- Film poster
- Directed by: Charles Matthau
- Screenplay by: Stirling Silliphant
- Based on: The Grass Harp by Truman Capote
- Produced by: Charles Matthau Jerry Tokofsky John Winfield
- Starring: Joe Don Baker; Nell Carter; Charles Durning; Sean Patrick Flanery; Edward Furlong; Mia Kirshner; Piper Laurie; Jack Lemmon; Walter Matthau; Roddy McDowall; Sissy Spacek; Mary Steenburgen;
- Narrated by: Boyd Gaines
- Cinematography: John A. Alonzo
- Music by: Patrick Williams
- Distributed by: Fine Line Features
- Release dates: September 1995 (TIFF); October 11, 1996 (United States);
- Running time: 107 minutes
- Country: United States
- Language: English
- Budget: $8 million
- Box office: $559,677

= The Grass Harp (film) =

The Grass Harp is a 1995 American comedy drama film based on the novella by Truman Capote. The screenplay, which is the final work of Oscar-winning screenwriter Stirling Silliphant, is adapted from the play. Directed by Charles Matthau, the film features a cast including Piper Laurie, Sissy Spacek, Walter Matthau, Jack Lemmon, Edward Furlong and Nell Carter. Piper Laurie won the Best Supporting Actress award from the Southeastern Film Critics Association for her performance.

==Plot==

In a small 1930s Alabama town, Collin Fenwick is sent to live with his father's maiden cousins—the sweet Dolly and the overbearing Verena—following the death of his mother. He soon discovers that the Talbo household is anything but normal. After also losing his father, Collin grows close to Dolly and housekeeper Catherine, and becomes acquainted with the eccentric townspeople, from the gossip-loving barber to a traveling evangelist with 15 illegitimate offspring. To escape Verena's oppression, Dolly, Collin and Catherine run away to an old treehouse in the woods. Their rebellion sparks a series of events that changes their lives, as well as the entire town.

==Cast==
- Piper Laurie – Dolly Talbo, a gentle eccentric and Verena's sister
- Sissy Spacek – Verena Talbo, a domineering entrepreneur with most of the town in her pocket, and Dolly's sister
- Edward Furlong – Collin Fenwick, an orphan sent to live with Dolly and Verena
- Nell Carter – Catherine Creek, a quick-witted hired housekeeper and Dolly's friend
- Walter Matthau – Judge Charlie Cool, a former judge attempting to find meaning in his retirement years, and Dolly's love interest
- Roddy McDowall – Amos Legrand, the town barber and gossip
- Jack Lemmon – Dr.
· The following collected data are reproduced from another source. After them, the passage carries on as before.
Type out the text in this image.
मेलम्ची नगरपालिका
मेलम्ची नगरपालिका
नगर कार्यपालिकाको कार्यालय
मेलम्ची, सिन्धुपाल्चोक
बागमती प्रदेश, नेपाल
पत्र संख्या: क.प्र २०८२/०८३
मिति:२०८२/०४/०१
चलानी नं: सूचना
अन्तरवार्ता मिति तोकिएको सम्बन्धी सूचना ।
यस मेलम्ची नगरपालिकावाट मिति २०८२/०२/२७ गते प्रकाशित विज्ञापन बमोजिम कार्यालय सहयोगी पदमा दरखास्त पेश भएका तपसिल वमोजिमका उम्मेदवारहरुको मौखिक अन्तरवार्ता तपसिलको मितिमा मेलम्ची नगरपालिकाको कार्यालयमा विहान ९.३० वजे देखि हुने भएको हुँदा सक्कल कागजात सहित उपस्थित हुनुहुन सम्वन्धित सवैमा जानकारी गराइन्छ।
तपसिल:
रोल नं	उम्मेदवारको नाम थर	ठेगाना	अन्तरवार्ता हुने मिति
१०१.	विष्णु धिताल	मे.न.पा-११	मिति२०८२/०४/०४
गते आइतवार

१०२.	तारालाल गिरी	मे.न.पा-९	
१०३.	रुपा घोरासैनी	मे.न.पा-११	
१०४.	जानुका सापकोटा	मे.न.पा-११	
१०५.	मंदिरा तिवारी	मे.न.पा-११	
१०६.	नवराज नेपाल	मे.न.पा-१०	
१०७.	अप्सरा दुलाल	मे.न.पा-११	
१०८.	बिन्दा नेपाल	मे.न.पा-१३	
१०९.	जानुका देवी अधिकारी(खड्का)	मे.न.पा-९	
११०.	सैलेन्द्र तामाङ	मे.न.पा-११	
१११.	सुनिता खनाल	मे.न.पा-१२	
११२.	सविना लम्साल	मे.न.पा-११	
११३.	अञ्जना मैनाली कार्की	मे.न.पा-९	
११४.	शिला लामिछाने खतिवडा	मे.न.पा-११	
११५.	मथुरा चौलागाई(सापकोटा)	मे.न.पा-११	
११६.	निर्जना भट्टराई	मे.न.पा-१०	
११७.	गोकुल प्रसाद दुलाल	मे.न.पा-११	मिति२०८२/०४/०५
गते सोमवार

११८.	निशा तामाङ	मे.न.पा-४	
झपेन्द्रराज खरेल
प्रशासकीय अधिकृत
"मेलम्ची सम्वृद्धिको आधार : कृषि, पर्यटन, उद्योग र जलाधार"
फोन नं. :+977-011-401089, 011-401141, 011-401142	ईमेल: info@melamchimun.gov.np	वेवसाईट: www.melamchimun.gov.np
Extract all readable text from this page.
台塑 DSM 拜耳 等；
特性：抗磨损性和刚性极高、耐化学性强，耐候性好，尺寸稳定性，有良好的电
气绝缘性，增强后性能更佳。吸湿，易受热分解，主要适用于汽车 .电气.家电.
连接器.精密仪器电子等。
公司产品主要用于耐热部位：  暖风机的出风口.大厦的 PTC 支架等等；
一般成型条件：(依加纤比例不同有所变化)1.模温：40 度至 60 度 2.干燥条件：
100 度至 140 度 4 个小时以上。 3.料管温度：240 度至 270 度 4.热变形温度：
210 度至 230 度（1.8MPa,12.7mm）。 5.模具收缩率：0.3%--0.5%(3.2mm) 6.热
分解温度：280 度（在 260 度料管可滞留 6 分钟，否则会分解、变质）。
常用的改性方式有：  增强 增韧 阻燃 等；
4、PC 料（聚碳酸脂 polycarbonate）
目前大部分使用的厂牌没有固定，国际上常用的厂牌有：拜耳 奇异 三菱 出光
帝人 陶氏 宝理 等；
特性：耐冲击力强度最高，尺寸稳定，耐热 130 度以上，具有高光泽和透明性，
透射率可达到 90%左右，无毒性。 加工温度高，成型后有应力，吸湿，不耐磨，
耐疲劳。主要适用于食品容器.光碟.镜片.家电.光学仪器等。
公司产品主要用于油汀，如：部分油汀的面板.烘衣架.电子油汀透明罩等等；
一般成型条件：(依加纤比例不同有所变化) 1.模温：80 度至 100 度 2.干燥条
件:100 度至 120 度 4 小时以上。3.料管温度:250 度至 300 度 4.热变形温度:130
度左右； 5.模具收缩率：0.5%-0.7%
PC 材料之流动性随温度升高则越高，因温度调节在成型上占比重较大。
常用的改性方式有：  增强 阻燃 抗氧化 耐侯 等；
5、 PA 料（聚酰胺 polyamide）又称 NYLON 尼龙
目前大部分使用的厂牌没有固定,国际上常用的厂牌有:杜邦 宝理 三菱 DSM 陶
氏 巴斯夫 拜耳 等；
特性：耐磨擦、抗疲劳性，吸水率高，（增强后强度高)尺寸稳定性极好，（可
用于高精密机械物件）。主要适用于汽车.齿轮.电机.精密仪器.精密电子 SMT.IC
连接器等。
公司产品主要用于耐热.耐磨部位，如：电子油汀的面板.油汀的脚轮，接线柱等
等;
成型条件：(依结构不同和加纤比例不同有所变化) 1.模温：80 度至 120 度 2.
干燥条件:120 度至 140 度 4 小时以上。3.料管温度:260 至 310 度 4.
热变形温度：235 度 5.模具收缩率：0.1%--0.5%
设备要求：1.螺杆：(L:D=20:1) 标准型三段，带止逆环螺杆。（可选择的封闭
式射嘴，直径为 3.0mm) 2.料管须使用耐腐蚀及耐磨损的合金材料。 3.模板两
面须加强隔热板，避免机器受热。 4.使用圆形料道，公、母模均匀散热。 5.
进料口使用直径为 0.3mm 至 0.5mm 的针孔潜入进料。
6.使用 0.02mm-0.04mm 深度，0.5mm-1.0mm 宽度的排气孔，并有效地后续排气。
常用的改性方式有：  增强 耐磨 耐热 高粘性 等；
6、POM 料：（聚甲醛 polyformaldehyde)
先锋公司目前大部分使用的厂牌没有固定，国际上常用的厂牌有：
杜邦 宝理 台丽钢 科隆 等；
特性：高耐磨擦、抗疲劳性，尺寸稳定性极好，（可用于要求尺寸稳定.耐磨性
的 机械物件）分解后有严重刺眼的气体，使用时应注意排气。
Morris Ritz, a confidence man who charms Verena
- Mary Steenburgen – Sister Ida, a good-hearted traveling evangelist
- Sean Patrick Flanery – Riley Henderson, Collin's friend and eventual competitor for the affections of Maude
- Joe Don Baker – Junius Candle, the town sheriff
- Scott Wilson – Eugene Fenwick, Collin's father, who leaves him with Dolly and Verena after the death of his wife
- Mia Kirshner – Maude Riordan, Collin's "love interest"
- Charles Durning – Reverend Buster
- Bonnie Bartlett – Mrs. Buster
- Doris Roberts – Mrs. Richards
- Ray McKinnon – Charlie Cool, Jr.

==Production==
The Grass Harp is based on Truman Capote's 1951 semi-autobiographical novel. The screenplay is written by Stirling Silliphant and Kirk Ellis. Silliphant's previous credits include In the Heat of the Night, The Towering Inferno, and The Poseidon Adventure. The film is directed by Charles Matthau, son of Walter Matthau. It was filmed on location in Wetumpka, Alabama.

==Reception==
Despite generally good reviews, the film did poorly at the box office. With an estimated budget of $9 million, the film grossed roughly $1.5 million in ticket sales.

The New York Times review of the film states that the actors' performances were "uniformly expert, sharp renderings of distinctive individuals", and that Charles Matthau had "managed to set them in a landscape specifically distant and atmospheric".

The Los Angeles Times review calls it a beguiling film, and one that "celebrates rebirth and renewal but within a tough-minded view of life that never allows it to lapse into a fairy tale".

Variety calls it a "sensitive screenplay adaptation", and noted the film's "wonderful ensemble cast".